Take Coca-Cola for example. Immediately the color red springs to mind, strong, solid and saturated red. A really vibrant red. Other major brands that have dominated a particular colour include Guinness with the dominant colour black; JCB and yellow; Facebook and blue; Apple and white, Cadbury’s and purple and then there are the multicolour brands e.g. Google and eBay.
How much thought and research goes into the colour selection of these selected brand personalities is not obvious but the research does suggest that in many instances there is support in the use of colour to reinforce brand personality.
Colours mean different things in different cultures
Cross-cultural differences in the response to color stimuli is another area which companies need to focus on when marketing their brands on the global stage. Companies cannot just presume that one color will be interpreted the same in all geographical / culturally diverse areas. Studies by a number of researchers demonstrate this; for example, the colour red is associated with fear, anger and jealousy in Germanic and Slavic cultures, while in Chinese culture it is associated with happiness and is regarded as a lucky color.
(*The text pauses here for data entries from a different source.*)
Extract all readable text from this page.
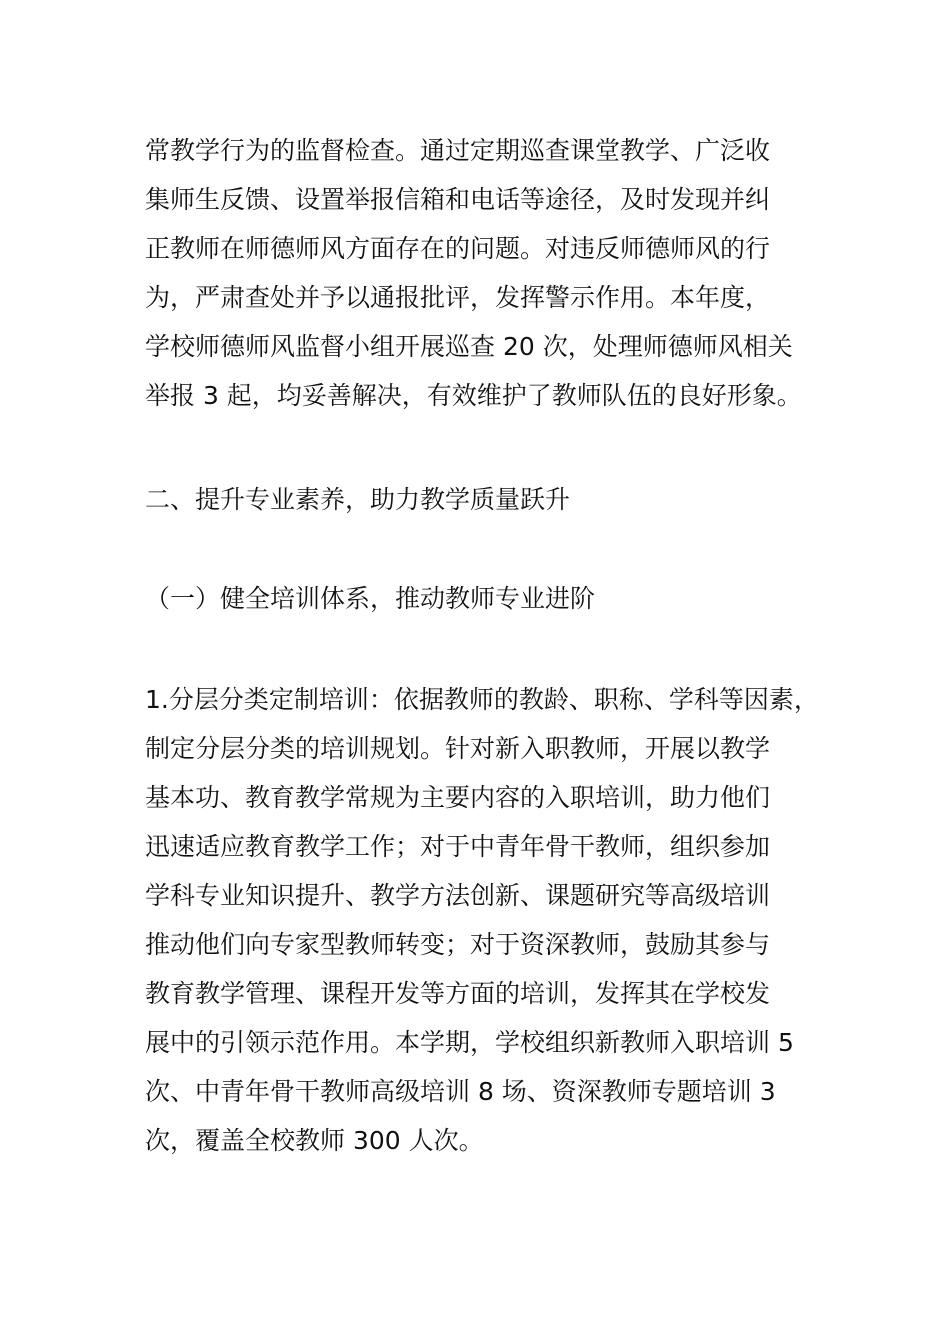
常教学行为的监督检查。通过定期巡查课堂教学、广泛收
集师生反馈、设置举报信箱和电话等途径，及时发现并纠
正教师在师德师风方面存在的问题。对违反师德师风的行
为，严肃查处并予以通报批评，发挥警示作用。本年度，
学校师德师风监督小组开展巡查 20 次，处理师德师风相关
举报 3 起，均妥善解决，有效维护了教师队伍的良好形象。
二、提升专业素养，助力教学质量跃升
（一）健全培训体系，推动教师专业进阶
1.分层分类定制培训：依据教师的教龄、职称、学科等因素，
制定分层分类的培训规划。针对新入职教师，开展以教学
基本功、教育教学常规为主要内容的入职培训，助力他们
迅速适应教育教学工作；对于中青年骨干教师，组织参加
学科专业知识提升、教学方法创新、课题研究等高级培训
推动他们向专家型教师转变；对于资深教师，鼓励其参与
教育教学管理、课程开发等方面的培训，发挥其在学校发
展中的引领示范作用。本学期，学校组织新教师入职培训 5
次、中青年骨干教师高级培训 8 场、资深教师专题培训 3
次，覆盖全校教师 300 人次。
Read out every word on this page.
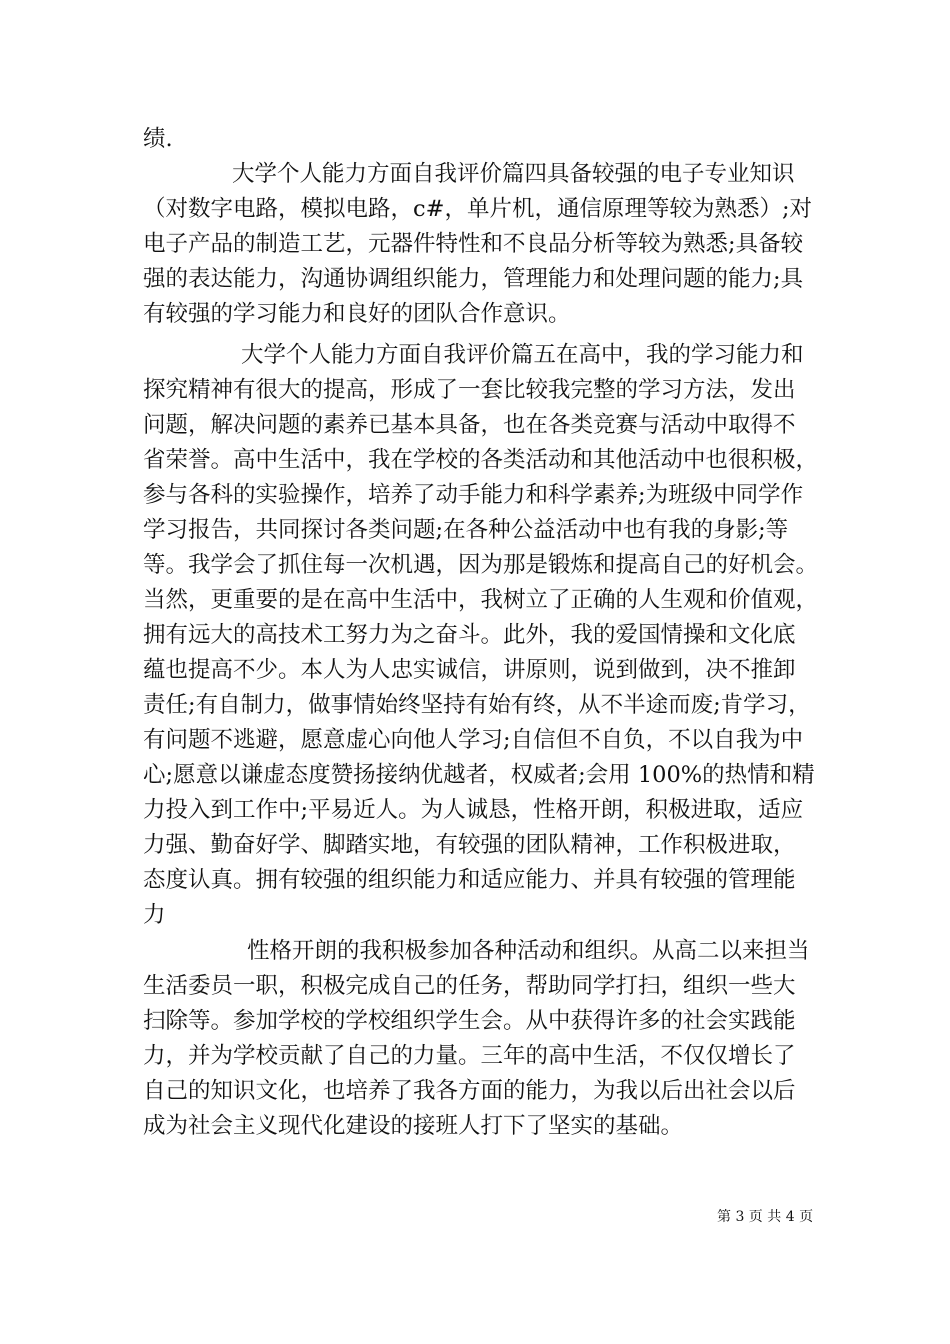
绩.
大学个人能力方面自我评价篇四具备较强的电子专业知识
（对数字电路，模拟电路，c#，单片机，通信原理等较为熟悉）;对
电子产品的制造工艺，元器件特性和不良品分析等较为熟悉;具备较
强的表达能力，沟通协调组织能力，管理能力和处理问题的能力;具
有较强的学习能力和良好的团队合作意识。
大学个人能力方面自我评价篇五在高中，我的学习能力和
探究精神有很大的提高，形成了一套比较我完整的学习方法，发出
问题，解决问题的素养已基本具备，也在各类竞赛与活动中取得不
省荣誉。高中生活中，我在学校的各类活动和其他活动中也很积极，
参与各科的实验操作，培养了动手能力和科学素养;为班级中同学作
学习报告，共同探讨各类问题;在各种公益活动中也有我的身影;等
等。我学会了抓住每一次机遇，因为那是锻炼和提高自己的好机会。
当然，更重要的是在高中生活中，我树立了正确的人生观和价值观，
拥有远大的高技术工努力为之奋斗。此外，我的爱国情操和文化底
蕴也提高不少。本人为人忠实诚信，讲原则，说到做到，决不推卸
责任;有自制力，做事情始终坚持有始有终，从不半途而废;肯学习，
有问题不逃避，愿意虚心向他人学习;自信但不自负，不以自我为中
心;愿意以谦虚态度赞扬接纳优越者，权威者;会用 100%的热情和精
力投入到工作中;平易近人。为人诚恳，性格开朗，积极进取，适应
力强、勤奋好学、脚踏实地，有较强的团队精神，工作积极进取，
态度认真。拥有较强的组织能力和适应能力、并具有较强的管理能
力
性格开朗的我积极参加各种活动和组织。从高二以来担当
生活委员一职，积极完成自己的任务，帮助同学打扫，组织一些大
扫除等。参加学校的学校组织学生会。从中获得许多的社会实践能
力，并为学校贡献了自己的力量。三年的高中生活，不仅仅增长了
自己的知识文化，也培养了我各方面的能力，为我以后出社会以后
成为社会主义现代化建设的接班人打下了坚实的基础。
第 3 页 共 4 页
Walkers, also known as Lays on the European continent demonstrate a prime example of cross-cultural effects of colour in how they market their Salt and Vinegar crisps differently in the UK and Internationally. There is no logical reason for such a variation in terms of the colour of the packaging apart from cultural preferences to color and brand recognition based on experimental data.
Colour affects perception in the environment
Not only can colour be interpreted differently across different cultures, it can also affect our behaviour and responses in different environments. Researchers found in one particular scenario that in fashion-orientated stores, blue interiors are associated with more favourable attitudes and responses, higher store loyalty and higher purchase intentions than stores with orange interiors. Interestingly it was noted that by adding either fast music or soft lighting to the orange interior it counteracted this effect. Another group of researchers found that users perceived the time it took for a webpage to load was shorter when under blue conditions as opposed to red.
Colour can influence consumers to take action
Another major example of the use of color in marketing practice is to influence the consumer to take specific actions in the online environment. Many examples can be found online of what is termed A/B testing, where marketers split test different colors of calls to action on a page to see which have the highest click-through rate.
This phenomenon is also used heavily in the retail environment where we are given visual cues in supermarkets to try to influence us to purchase deals or multibuys. The figure below shows how the main supermarkets attempt to influence us with the colours yellow and red which are dominant across the different supermarkets.
Colour is everywhere and it has a powerful effect on us and marketers know this.
Next time you are out and about or browsing online, stop for a minute and try to notice the colors all around you. Look at the colors brands use to try to create associations in our brains and enhance brand recall. Look at the interiors of your favourite fashion/clothes shops and see if you notice a pattern. Look at the different calls-to-action on websites and in supermarkets and notice how the colors are used. Color is everywhere and it has a powerful effect on us and marketers know this.